138 Iowa 479 | Iowa | 1908

McClain, J.

'On September 4, 1903, one Henry Principal executed and delivered to the defendant a promissory note for $3,500, payable on or before April 1, 1906. The note was payable by its terms to the order of defendant, and was in the usual form of negotiable promissory notes, save that on the back were written at the time of its execution these words: “ This note is secured by purchase money mortgage on one hundred and sixty acres of land in Guthrie County, Iowa, and payee herein agrees to look to mortgage security for payment of this note.” On November 20, 1903, in connection with some exchange of property between defendant and the firm of Osgood, Allison & Son, of which plaintiff was a member, a written contract was entered into, under which the defendant bound himself to assign and indorse over to said firm the note above described by signing his name on the back thereof, and to execute to [said firm] a written assignment of the mortgage which secures said note.” In accordance with this agreement, defendant indorsed the note in blank and delivered it to the firm of Osgood, Allison & Son, and by that firm it was subsequently transferred to plaintiff. On February 27, 1905, at a sale on foreclosure under the mortgage, the sum of $2,500 was realized from the property, which amount was credited on *481the note, and this action is to recover the balance with interest.
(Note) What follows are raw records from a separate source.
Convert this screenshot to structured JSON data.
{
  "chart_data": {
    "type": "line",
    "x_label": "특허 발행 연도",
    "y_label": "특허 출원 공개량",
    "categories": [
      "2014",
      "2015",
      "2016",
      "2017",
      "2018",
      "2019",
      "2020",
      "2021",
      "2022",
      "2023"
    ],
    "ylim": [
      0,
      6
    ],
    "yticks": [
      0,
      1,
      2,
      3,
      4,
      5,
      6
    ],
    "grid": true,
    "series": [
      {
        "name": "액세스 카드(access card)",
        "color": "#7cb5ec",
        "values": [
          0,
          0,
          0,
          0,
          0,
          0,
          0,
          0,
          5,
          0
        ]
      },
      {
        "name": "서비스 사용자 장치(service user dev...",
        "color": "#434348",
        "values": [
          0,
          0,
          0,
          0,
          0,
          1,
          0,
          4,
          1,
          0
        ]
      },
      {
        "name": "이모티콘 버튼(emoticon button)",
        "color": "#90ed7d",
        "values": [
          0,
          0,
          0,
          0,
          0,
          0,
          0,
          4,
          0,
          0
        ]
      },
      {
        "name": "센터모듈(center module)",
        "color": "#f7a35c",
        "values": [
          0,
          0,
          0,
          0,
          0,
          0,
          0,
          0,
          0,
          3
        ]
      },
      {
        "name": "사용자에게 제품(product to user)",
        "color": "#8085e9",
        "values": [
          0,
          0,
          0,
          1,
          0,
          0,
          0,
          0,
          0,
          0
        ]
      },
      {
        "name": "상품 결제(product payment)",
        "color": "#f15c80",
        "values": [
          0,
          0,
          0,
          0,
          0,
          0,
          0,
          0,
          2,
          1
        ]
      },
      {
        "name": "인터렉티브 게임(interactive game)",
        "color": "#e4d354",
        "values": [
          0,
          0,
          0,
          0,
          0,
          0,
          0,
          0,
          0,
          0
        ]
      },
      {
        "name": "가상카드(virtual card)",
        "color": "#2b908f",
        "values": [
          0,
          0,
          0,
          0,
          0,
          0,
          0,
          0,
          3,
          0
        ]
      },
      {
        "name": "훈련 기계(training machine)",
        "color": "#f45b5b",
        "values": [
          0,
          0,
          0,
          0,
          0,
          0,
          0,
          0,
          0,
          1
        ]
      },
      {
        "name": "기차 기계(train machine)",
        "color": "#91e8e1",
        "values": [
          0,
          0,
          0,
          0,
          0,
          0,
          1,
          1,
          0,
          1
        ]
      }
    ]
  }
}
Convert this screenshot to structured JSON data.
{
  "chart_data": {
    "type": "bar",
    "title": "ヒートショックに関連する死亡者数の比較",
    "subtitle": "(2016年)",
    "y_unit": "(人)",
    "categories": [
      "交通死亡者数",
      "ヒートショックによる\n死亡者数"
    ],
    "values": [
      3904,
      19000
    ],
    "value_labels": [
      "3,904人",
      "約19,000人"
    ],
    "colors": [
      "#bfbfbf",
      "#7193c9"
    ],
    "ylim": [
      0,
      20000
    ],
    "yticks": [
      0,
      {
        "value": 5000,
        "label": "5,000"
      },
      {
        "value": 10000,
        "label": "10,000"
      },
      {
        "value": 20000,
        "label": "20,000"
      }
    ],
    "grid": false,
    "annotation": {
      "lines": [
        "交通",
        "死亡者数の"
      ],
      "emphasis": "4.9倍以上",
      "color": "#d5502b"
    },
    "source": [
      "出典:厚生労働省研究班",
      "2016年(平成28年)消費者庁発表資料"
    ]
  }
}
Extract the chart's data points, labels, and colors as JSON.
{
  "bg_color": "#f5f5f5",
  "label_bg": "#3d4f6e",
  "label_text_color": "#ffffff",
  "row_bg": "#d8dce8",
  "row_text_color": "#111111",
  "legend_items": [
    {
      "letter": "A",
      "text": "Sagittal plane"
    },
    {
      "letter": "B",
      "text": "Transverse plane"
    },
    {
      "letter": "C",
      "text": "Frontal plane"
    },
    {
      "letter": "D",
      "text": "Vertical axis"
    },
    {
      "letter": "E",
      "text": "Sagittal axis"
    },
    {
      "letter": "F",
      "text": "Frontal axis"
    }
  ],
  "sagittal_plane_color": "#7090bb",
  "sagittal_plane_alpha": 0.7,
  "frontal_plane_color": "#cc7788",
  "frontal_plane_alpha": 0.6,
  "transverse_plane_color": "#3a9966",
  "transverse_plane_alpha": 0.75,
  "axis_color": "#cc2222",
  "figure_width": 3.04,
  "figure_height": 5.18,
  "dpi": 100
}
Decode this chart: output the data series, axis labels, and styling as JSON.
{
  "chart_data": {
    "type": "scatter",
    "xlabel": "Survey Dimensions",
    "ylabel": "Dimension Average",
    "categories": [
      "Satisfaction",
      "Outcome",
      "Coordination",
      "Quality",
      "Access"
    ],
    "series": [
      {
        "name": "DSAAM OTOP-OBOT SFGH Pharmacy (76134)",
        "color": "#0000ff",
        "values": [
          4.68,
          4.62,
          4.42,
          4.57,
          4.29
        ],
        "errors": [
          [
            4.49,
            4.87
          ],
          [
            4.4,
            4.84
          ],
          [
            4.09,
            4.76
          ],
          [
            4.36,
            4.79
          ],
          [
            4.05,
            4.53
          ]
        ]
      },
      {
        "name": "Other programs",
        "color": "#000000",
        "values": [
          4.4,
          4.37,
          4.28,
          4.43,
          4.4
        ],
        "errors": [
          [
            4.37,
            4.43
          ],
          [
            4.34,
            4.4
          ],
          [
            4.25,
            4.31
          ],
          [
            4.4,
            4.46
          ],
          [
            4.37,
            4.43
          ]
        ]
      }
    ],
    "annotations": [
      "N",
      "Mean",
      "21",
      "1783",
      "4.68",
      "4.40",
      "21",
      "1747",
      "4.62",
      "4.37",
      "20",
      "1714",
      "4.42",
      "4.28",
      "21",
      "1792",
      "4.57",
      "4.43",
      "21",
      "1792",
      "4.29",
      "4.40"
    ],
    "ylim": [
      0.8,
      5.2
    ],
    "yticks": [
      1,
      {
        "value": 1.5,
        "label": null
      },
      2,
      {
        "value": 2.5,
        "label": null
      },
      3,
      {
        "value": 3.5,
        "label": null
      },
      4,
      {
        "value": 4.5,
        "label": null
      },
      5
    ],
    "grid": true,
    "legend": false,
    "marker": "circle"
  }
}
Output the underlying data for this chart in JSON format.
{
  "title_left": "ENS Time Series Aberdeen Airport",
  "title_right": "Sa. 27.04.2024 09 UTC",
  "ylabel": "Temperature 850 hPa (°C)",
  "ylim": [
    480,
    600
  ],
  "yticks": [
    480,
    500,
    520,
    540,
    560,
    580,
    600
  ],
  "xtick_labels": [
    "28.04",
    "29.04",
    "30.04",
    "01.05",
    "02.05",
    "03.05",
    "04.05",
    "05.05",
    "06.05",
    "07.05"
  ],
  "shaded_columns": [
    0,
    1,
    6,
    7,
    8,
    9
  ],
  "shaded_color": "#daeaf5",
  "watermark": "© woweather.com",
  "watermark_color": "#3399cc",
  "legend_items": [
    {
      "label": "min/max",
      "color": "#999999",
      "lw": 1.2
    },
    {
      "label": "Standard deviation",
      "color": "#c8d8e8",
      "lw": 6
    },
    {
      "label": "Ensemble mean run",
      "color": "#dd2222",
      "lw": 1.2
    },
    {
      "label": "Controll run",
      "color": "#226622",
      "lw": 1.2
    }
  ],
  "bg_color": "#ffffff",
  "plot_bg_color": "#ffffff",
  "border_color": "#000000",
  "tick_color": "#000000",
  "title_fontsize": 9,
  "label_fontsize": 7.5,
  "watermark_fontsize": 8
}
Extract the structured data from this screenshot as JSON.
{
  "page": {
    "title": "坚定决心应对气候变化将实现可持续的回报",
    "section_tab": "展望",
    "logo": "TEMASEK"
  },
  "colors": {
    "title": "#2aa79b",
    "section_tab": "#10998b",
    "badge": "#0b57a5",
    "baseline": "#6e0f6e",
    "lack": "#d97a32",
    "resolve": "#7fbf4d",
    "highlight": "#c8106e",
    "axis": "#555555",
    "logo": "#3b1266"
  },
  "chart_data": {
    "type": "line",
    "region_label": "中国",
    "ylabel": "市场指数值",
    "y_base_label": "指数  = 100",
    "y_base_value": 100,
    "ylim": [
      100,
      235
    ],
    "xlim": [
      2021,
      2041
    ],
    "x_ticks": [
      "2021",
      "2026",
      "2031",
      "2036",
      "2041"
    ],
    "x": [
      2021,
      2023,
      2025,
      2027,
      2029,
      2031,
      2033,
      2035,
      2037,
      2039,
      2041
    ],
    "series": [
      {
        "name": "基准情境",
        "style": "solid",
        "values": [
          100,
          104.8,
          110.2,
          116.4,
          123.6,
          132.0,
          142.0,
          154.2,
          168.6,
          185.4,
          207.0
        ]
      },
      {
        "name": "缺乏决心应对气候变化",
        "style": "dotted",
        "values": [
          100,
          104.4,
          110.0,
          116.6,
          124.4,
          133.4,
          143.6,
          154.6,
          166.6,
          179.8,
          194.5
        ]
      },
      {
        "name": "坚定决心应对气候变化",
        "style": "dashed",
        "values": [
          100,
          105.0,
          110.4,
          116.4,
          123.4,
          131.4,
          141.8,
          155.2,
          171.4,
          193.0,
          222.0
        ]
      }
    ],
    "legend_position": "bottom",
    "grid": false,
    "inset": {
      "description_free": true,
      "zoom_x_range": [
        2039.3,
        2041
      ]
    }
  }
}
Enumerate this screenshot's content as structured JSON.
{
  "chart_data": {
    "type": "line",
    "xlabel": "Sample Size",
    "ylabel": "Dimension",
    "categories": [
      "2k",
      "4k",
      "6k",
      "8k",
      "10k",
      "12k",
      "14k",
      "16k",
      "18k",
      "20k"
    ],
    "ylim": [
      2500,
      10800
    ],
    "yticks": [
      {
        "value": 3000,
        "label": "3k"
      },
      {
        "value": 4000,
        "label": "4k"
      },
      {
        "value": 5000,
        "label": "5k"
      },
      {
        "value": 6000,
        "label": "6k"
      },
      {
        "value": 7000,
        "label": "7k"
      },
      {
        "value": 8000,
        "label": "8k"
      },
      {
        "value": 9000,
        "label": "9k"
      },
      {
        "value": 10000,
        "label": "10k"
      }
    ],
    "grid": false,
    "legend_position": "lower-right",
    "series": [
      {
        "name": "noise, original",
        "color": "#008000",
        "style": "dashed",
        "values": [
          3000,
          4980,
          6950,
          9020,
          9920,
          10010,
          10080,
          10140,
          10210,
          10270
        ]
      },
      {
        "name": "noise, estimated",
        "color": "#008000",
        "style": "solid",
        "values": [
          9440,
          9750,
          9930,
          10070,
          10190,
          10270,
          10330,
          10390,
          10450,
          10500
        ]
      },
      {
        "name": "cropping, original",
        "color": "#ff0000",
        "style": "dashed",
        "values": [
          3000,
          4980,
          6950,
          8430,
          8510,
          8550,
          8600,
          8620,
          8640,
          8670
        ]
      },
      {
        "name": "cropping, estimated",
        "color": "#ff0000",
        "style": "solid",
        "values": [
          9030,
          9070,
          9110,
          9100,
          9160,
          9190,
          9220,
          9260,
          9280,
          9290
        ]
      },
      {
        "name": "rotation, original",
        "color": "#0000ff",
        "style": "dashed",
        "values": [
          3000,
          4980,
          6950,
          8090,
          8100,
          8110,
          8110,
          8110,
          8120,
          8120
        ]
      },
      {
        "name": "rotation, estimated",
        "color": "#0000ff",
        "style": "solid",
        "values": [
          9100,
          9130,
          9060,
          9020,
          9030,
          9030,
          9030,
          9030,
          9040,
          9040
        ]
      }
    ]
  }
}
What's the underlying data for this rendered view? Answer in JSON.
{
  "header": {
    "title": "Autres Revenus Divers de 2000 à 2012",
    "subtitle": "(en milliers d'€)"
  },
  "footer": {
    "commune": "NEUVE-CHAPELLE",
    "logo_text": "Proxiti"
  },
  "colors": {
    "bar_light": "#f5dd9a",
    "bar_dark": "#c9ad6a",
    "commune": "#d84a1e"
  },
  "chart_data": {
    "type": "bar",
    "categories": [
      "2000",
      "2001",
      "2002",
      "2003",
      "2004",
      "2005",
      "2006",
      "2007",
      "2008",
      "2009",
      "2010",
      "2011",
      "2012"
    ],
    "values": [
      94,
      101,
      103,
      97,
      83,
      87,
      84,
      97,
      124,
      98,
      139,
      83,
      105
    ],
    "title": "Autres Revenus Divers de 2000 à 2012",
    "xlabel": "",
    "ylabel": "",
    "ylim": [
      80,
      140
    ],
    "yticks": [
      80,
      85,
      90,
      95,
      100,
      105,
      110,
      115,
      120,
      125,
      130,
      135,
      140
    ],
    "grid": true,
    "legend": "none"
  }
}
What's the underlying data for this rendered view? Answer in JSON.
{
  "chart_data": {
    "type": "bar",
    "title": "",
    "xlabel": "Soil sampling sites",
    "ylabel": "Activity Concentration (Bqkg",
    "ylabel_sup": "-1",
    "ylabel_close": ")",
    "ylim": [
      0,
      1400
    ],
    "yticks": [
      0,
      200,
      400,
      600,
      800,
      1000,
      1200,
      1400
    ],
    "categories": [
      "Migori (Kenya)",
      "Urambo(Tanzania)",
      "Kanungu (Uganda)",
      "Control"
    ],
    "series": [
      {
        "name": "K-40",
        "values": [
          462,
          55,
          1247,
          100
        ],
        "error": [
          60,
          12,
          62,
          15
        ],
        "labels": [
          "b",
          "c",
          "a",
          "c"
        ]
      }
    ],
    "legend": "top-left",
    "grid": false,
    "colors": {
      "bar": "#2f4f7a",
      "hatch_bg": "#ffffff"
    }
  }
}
The stipulation written on the back of the note at the time of its execution became a part of it. Heaton v. Ainley, 108 Iowa, 112; Elmore v. Higgins, 20 Iowa, 250; Bonewell v. Jacobson, 130 Iowa, 170. The instrument was thereby rendered nonnegotiable. Nevertheless by the indorsement thereof defendant assumed an obligation to his indorsee or any subsequent holder to pay the amount due as provided in the instrument, according to its tenor. Negotiable Instruments Act, 29th General Assembly, chapter 130, Code Supp. 1902, section 3060-a66. Prior to the passage of the Negotiable Instruments Act, this court held that the indorse^, of a nonnegotiable instrument became liable to his indorsee, or a subsequent holder, as a maker of the instrument indorsed, no demand or notice being necessary to fix his liability, which was treated as absolute, and not conditional. Hall v. Monohan, 6 Iowa, 216; Billingham v. Bryan, 10 Iowa, 317; Lynch v. Mead, 99 Iowa, 66. But, whatever may be the status under present statutory provisions of a blank indorser of a nonnegotiable note, there is no authority for holding him liable, excepting in accordance with the terms of the instrument as to amount to be paid and condition on which it is to become- payable. He does not assume any greater liability than that of maker of the very instrument which he indorses. As. against the maker, plaintiff could have no relief, save that afforded by resort to the mortgage security. Elmore v. Higgins, 20 Iowa, 250. And the same stipulation, made a part of the note, which thus limited the liability of the maker, also constituted a limitation on the liability of defendant as indorser.

The court erred, therefore, in directing a verdict for plaintiff. Defendant’s motion for a verdict should have been sustained, and judgment rendered in his favor against plaintiff for costs. — Reversed.